What I’m Doing Differently Now
In case you were wondering, I have been one of those people who frets over the best time of day to post. I know that generally, traffic to LinkedIn is lower on the weekends, and natural upticks in traffic tend to be when people are taking a break at work. I’ve (almost) always timed my posts to publish first thing in the morning. I open the app, see what’s going on with my friends, acquaintances, and peers, run out to drop my kids off at school while my scheduled post hits feeds, then return to scroll and engage while I’m sitting at my desk with coffee. It usually works well for my schedule, but even now I’m starting to rethink it. Maybe I should just post when I truly am in the mood and immediately available to reply to people. This might be at 9am, 2pm, 9pm, or… just kind of whenever.

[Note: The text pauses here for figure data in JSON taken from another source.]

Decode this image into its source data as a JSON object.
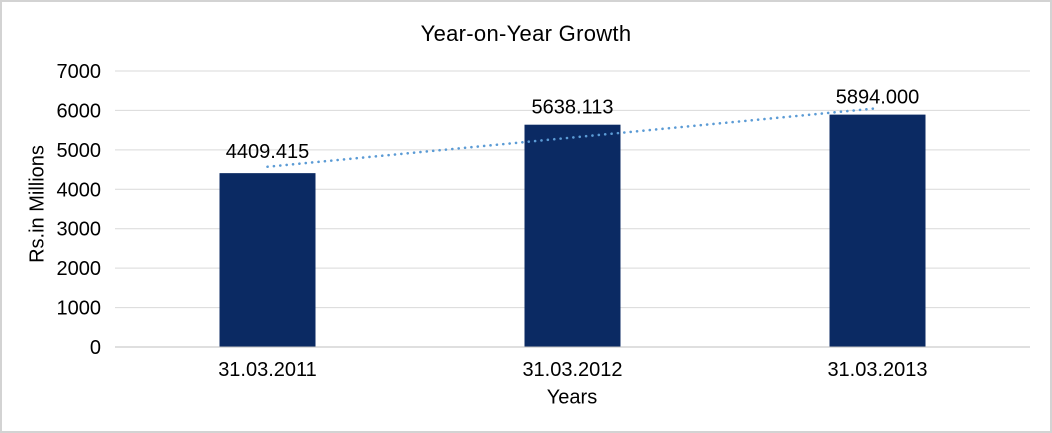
{
  "chart_data": {
    "type": "bar",
    "title": "Year-on-Year Growth",
    "xlabel": "Years",
    "ylabel": "Rs.in Millions",
    "categories": [
      "31.03.2011",
      "31.03.2012",
      "31.03.2013"
    ],
    "values": [
      4409.415,
      5638.113,
      5894.0
    ],
    "data_labels": [
      "4409.415",
      "5638.113",
      "5894.000"
    ],
    "ylim": [
      0,
      7000
    ],
    "ytick_interval": 1000,
    "yticks": [
      0,
      1000,
      2000,
      3000,
      4000,
      5000,
      6000,
      7000
    ],
    "grid": "horizontal",
    "legend_position": "none",
    "trendline": {
      "type": "linear",
      "style": "dotted"
    },
    "colors": {
      "bar": "#0b2a63",
      "trendline": "#5b9bd5",
      "gridline": "#d9d9d9",
      "axis_line": "#bfbfbf",
      "text": "#000000",
      "background": "#ffffff",
      "frame_border": "#d3d3d3"
    }
  }
}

I’m also going to be more mindful about the questions I ask the community. Typically, I don’t end my posts with a question; it’s not that I’m not interested. I just figure, “Eh, if people want to weigh in with their two cents or ask questions, happy to have them! Whatever comes up naturally!” But Penn’s analysis has me thinking even more about the types of conversations I hope to see come to fruition on my profile. So maybe you’ll see me ask more questions now.
Penn’s analysis also suggests that LinkedIn’s ranking system doesn’t treat all engagement equally. It may distinguish between passive signals like dwell time and higher-intent signals like comments and shares. In other words, the system may architecturally distinguish between “this person paused to read it,” and “this person found it valuable enough to respond to.” Which makes me think that fostering genuine conversation isn’t just good community-building — it may be one of the stronger signals you can send to the ranking system.
But if there’s one thing I’m really going to stick with, it’s maintaining a high signal to noise ratio. There was a time that I was posting 5 times per week. But as my schedule filled up and burnout crept in, I found I was going days, sometimes even a week or two without posting at all. I’m aiming to keep some kind of regular cadence, though I may aim for 3, maybe 4 posts per week because that may be what’s most sustainable for me without sacrificing quality. Penn’s analysis also describes a hard 30-day limit in LinkedIn’s connection-based retrieval system. After 30 days, your post can’t be surfaced through that path, regardless of how well it performed. So going a couple of weeks without posting isn’t just a missed opportunity for visibility — it means fewer of your posts are even eligible to be retrieved at any given time.
As my LinkedIn behavior evolves, though, maybe I’ll be able to foster more thoughtful discussions, stumble upon fresh perspectives, and… even if the “LinkedIn machine” doesn’t like it, I’d love to keep occasionally veering outside of marketing to talk about things like sourdough, fashion, and parenting. After all, the best parties aren’t full of the same type of person talking about the same exact thing. They’re full of people with different interests, hobbies, and opinions — bonded by shared values.